10 windows, min.freq = 0 (700 trees per window)

image

The compare.n function (which generates the clustering diagram and ASDSF values in the compare plot) does not suffer from this issue because it calculates ASDSF from all post burnin trees (in most cases thousands of trees).

Since MrBayes is calculating ASDSF from trees that are not all logged I don't think there is a way to calculate ASDSF that is equivalent. So how to we proceed? I can think of a few options (in ascending order of effort required):

  1. Drop the sliding window plot of ASDSF
  2. Continue to include a sliding window plot of ASDSF but include a warning that these values will not match the MrBayes output
  3. Add the ability to read MrBayes .mcmc output files to the load.trees function. These log files include the MrBayes calculation of ASDSF (the last column of any .mcmc file_ that uses unlogged trees.
roblanf commented 9 years ago

Hey @geneva,

I'm a bit confused here. A priori I wouldn't expect sliding window plots of ASDSF to look like the MrBayes plots. From memory, MrBayes calculates ASDSF from the last 75% of trees in the chain (roughly assuming that the first 25% is always burnin). So, we'd expect to see something similar in a cumulative ASDSF plot (after removing burnin), but not identical.

More broadly, I kind of agree that sliding window ASDSF is not very meaningful. I think your understanding of the problem looks right, and for that reason I'd vote to ditch the sliding window ASDSF plots.

geneva commented 9 years ago

I had always thought MrBayes was calculating ASDSF in a sliding windows and without discarding any trees as burnin. The fact that MB is using cumulative frequencies with some fixed percent of generations discarded as burnin explains the wide discrepancy between the sliding widow plots and MB output.

I am in agreement, lets discard the sliding window ASDSF plots. I will convert makeplot.asdsf to cumulative plot and we can see if that adds information/clarity relative to the already implemented variance plots.

roblanf commented 9 years ago

I (sadly, literally) woke up in the night last night and realised that there is a big difference between the plots I implemented, and the ASDSF plots. The plots I implemented are about a single chain. ASDSF are comparisons of >1 chain. So, for that reason we should keep both. However, if it's clearer we could always make the plots I made into line plots of e.g. the median or mean variance at each point.

I assume (though I haven't checked) that one can do the calculations for ASDSF across any number of chains. Is that what you've got working @geneva?

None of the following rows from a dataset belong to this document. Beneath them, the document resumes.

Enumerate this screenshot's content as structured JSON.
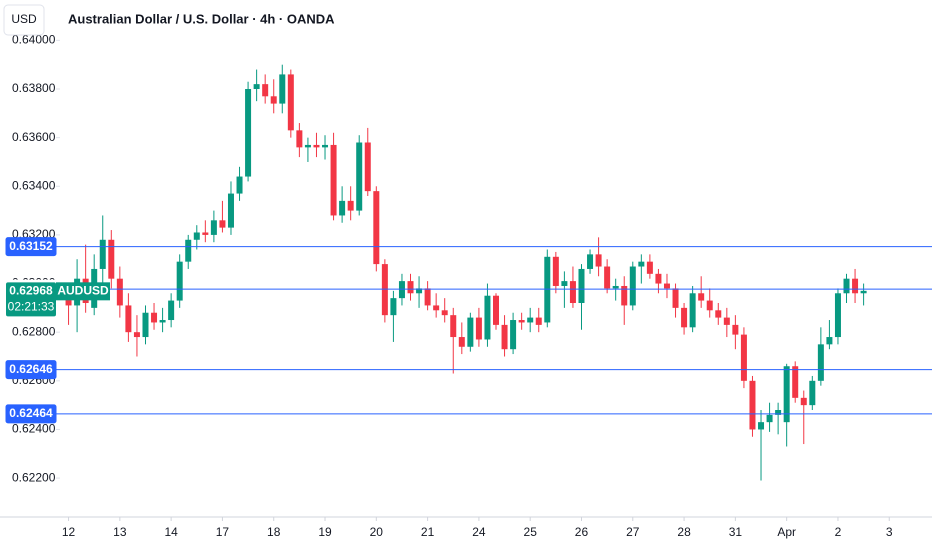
{
  "chart_data": {
    "type": "candlestick",
    "title": "Australian Dollar / U.S. Dollar · 4h · OANDA",
    "currency": "USD",
    "up_color": "#089981",
    "down_color": "#f23645",
    "open": [
      0.6295,
      0.6291,
      0.6302,
      0.629,
      0.6306,
      0.6318,
      0.6302,
      0.6291,
      0.628,
      0.6278,
      0.6288,
      0.6284,
      0.6285,
      0.6293,
      0.6309,
      0.6318,
      0.6321,
      0.632,
      0.6326,
      0.6323,
      0.6337,
      0.6344,
      0.638,
      0.6382,
      0.6377,
      0.6374,
      0.6386,
      0.6363,
      0.6356,
      0.6357,
      0.6356,
      0.6357,
      0.6328,
      0.6334,
      0.633,
      0.6358,
      0.6338,
      0.6308,
      0.6287,
      0.6294,
      0.6301,
      0.6296,
      0.6298,
      0.6291,
      0.6289,
      0.6287,
      0.6278,
      0.6274,
      0.6286,
      0.6277,
      0.6295,
      0.6283,
      0.6273,
      0.6285,
      0.6284,
      0.6286,
      0.6284,
      0.6311,
      0.6299,
      0.6301,
      0.6292,
      0.6306,
      0.6312,
      0.6307,
      0.6298,
      0.6299,
      0.6291,
      0.6307,
      0.6309,
      0.6304,
      0.63,
      0.6298,
      0.629,
      0.6282,
      0.6296,
      0.6293,
      0.6289,
      0.6286,
      0.6283,
      0.6279,
      0.626,
      0.624,
      0.6243,
      0.6246,
      0.6243,
      0.6266,
      0.6253,
      0.625,
      0.626,
      0.6275,
      0.6278,
      0.6296,
      0.6302,
      0.6296
    ],
    "high": [
      0.63,
      0.631,
      0.6316,
      0.6312,
      0.6328,
      0.6322,
      0.6307,
      0.6296,
      0.6287,
      0.6291,
      0.6292,
      0.629,
      0.6296,
      0.6312,
      0.632,
      0.6324,
      0.6326,
      0.633,
      0.6334,
      0.6342,
      0.6348,
      0.6383,
      0.6388,
      0.6386,
      0.6384,
      0.639,
      0.6388,
      0.6366,
      0.636,
      0.6362,
      0.6361,
      0.6362,
      0.634,
      0.634,
      0.6361,
      0.6364,
      0.634,
      0.631,
      0.6297,
      0.6304,
      0.6304,
      0.6303,
      0.6301,
      0.6296,
      0.6294,
      0.629,
      0.6284,
      0.6288,
      0.629,
      0.63,
      0.6296,
      0.6287,
      0.6288,
      0.6288,
      0.629,
      0.629,
      0.6314,
      0.6313,
      0.6305,
      0.6307,
      0.6308,
      0.6314,
      0.6319,
      0.631,
      0.6302,
      0.6303,
      0.6309,
      0.6312,
      0.6312,
      0.6306,
      0.6304,
      0.63,
      0.6292,
      0.6299,
      0.6303,
      0.6298,
      0.6292,
      0.629,
      0.6287,
      0.6282,
      0.6262,
      0.6248,
      0.6251,
      0.6251,
      0.6267,
      0.6268,
      0.6256,
      0.6262,
      0.6282,
      0.6285,
      0.6298,
      0.6304,
      0.6306,
      0.63
    ],
    "low": [
      0.6283,
      0.628,
      0.6288,
      0.6287,
      0.63,
      0.6298,
      0.6286,
      0.6276,
      0.627,
      0.6275,
      0.6281,
      0.628,
      0.6282,
      0.629,
      0.6306,
      0.6314,
      0.6317,
      0.6317,
      0.6321,
      0.632,
      0.6334,
      0.6342,
      0.6375,
      0.6374,
      0.637,
      0.637,
      0.636,
      0.6352,
      0.635,
      0.6352,
      0.6351,
      0.6326,
      0.6325,
      0.6326,
      0.6328,
      0.6336,
      0.6305,
      0.6284,
      0.6276,
      0.6291,
      0.6293,
      0.629,
      0.6289,
      0.6286,
      0.6284,
      0.6263,
      0.6271,
      0.6272,
      0.6274,
      0.6274,
      0.6281,
      0.627,
      0.6271,
      0.6281,
      0.628,
      0.628,
      0.6282,
      0.6296,
      0.629,
      0.629,
      0.6281,
      0.6304,
      0.6303,
      0.6296,
      0.6293,
      0.6283,
      0.6289,
      0.63,
      0.6302,
      0.6296,
      0.6294,
      0.6286,
      0.6279,
      0.628,
      0.629,
      0.6286,
      0.6283,
      0.6278,
      0.6273,
      0.6257,
      0.6237,
      0.6219,
      0.6239,
      0.6238,
      0.6233,
      0.6251,
      0.6234,
      0.6248,
      0.6258,
      0.6273,
      0.6275,
      0.6292,
      0.6292,
      0.6291
    ],
    "close": [
      0.6291,
      0.6302,
      0.6292,
      0.6306,
      0.6318,
      0.6302,
      0.6291,
      0.628,
      0.6278,
      0.6288,
      0.6284,
      0.6285,
      0.6293,
      0.6309,
      0.6318,
      0.6321,
      0.632,
      0.6326,
      0.6323,
      0.6337,
      0.6344,
      0.638,
      0.6382,
      0.6377,
      0.6374,
      0.6386,
      0.6363,
      0.6356,
      0.6357,
      0.6356,
      0.6357,
      0.6328,
      0.6334,
      0.633,
      0.6358,
      0.6338,
      0.6308,
      0.6287,
      0.6294,
      0.6301,
      0.6296,
      0.6298,
      0.6291,
      0.6289,
      0.6287,
      0.6278,
      0.6274,
      0.6286,
      0.6277,
      0.6295,
      0.6283,
      0.6273,
      0.6285,
      0.6284,
      0.6286,
      0.6283,
      0.6311,
      0.6299,
      0.6301,
      0.6292,
      0.6306,
      0.6312,
      0.6307,
      0.6298,
      0.6299,
      0.6291,
      0.6307,
      0.6309,
      0.6304,
      0.63,
      0.6298,
      0.629,
      0.6282,
      0.6296,
      0.6293,
      0.6289,
      0.6286,
      0.6283,
      0.6279,
      0.626,
      0.624,
      0.6243,
      0.6246,
      0.6248,
      0.6266,
      0.6253,
      0.625,
      0.626,
      0.6275,
      0.6278,
      0.6296,
      0.6302,
      0.6296,
      0.6297
    ],
    "xlim": [
      -1,
      101
    ],
    "xticks": [
      {
        "value": 0,
        "label": "12"
      },
      {
        "value": 6,
        "label": "13"
      },
      {
        "value": 12,
        "label": "14"
      },
      {
        "value": 18,
        "label": "17"
      },
      {
        "value": 24,
        "label": "18"
      },
      {
        "value": 30,
        "label": "19"
      },
      {
        "value": 36,
        "label": "20"
      },
      {
        "value": 42,
        "label": "21"
      },
      {
        "value": 48,
        "label": "24"
      },
      {
        "value": 54,
        "label": "25"
      },
      {
        "value": 60,
        "label": "26"
      },
      {
        "value": 66,
        "label": "27"
      },
      {
        "value": 72,
        "label": "28"
      },
      {
        "value": 78,
        "label": "31"
      },
      {
        "value": 84,
        "label": "Apr"
      },
      {
        "value": 90,
        "label": "2"
      },
      {
        "value": 96,
        "label": "3"
      }
    ],
    "ylim": [
      0.6204,
      0.64166
    ],
    "yticks": [
      {
        "value": 0.622,
        "label": "0.62200"
      },
      {
        "value": 0.624,
        "label": "0.62400"
      },
      {
        "value": 0.626,
        "label": "0.62600"
      },
      {
        "value": 0.628,
        "label": "0.62800"
      },
      {
        "value": 0.63,
        "label": "0.63000"
      },
      {
        "value": 0.632,
        "label": "0.63200"
      },
      {
        "value": 0.634,
        "label": "0.63400"
      },
      {
        "value": 0.636,
        "label": "0.63600"
      },
      {
        "value": 0.638,
        "label": "0.63800"
      },
      {
        "value": 0.64,
        "label": "0.64000"
      }
    ],
    "levels": [
      {
        "value": 0.63152,
        "color": "#2962ff"
      },
      {
        "value": 0.62977,
        "color": "#ffffff"
      },
      {
        "value": 0.62646,
        "color": "#2962ff"
      },
      {
        "value": 0.62464,
        "color": "#2962ff"
      }
    ],
    "last": {
      "value": 0.62968,
      "symbol": "AUDUSD",
      "countdown": "02:21:33",
      "color": "#089981"
    }
  }
}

Another option might be to have a second compare.n plot with pairwise ASDSF plots, this might be useful for spotting cases where a single chain explores different bits of treespace from the rest.

danlwarren commented 9 years ago

Aha! That makes perfect sense then. Rob, I actually prefer the way you're making the variance plots. If it's not too much trouble, I think it would actually be nicer to do the ASDSF multi-chain plots the same way.

geneva commented 9 years ago

@roblanf sorry, I missed your comment yesterday. To answer your question, yes, the sliding window function makeplot.asdsf on the develop branch that I used to generate the sliding ASDSF examples above calculates ASDSF on any number of chains (with a minimum of two). I am still futzing with turning that into a cumulative plot, the hold-up is avoiding the need to repeatedly calculate split frequencies, which slows everything way down – maybe when split frequencies are calculated using faster code this will no longer be an issue.

@danlwarren - just so I understand, you are saying you'd like to see the ASDSF plot aesthetically match the variance plots? If so, no problem. The rough version I am working on creates plots like those in my 2nd comment above.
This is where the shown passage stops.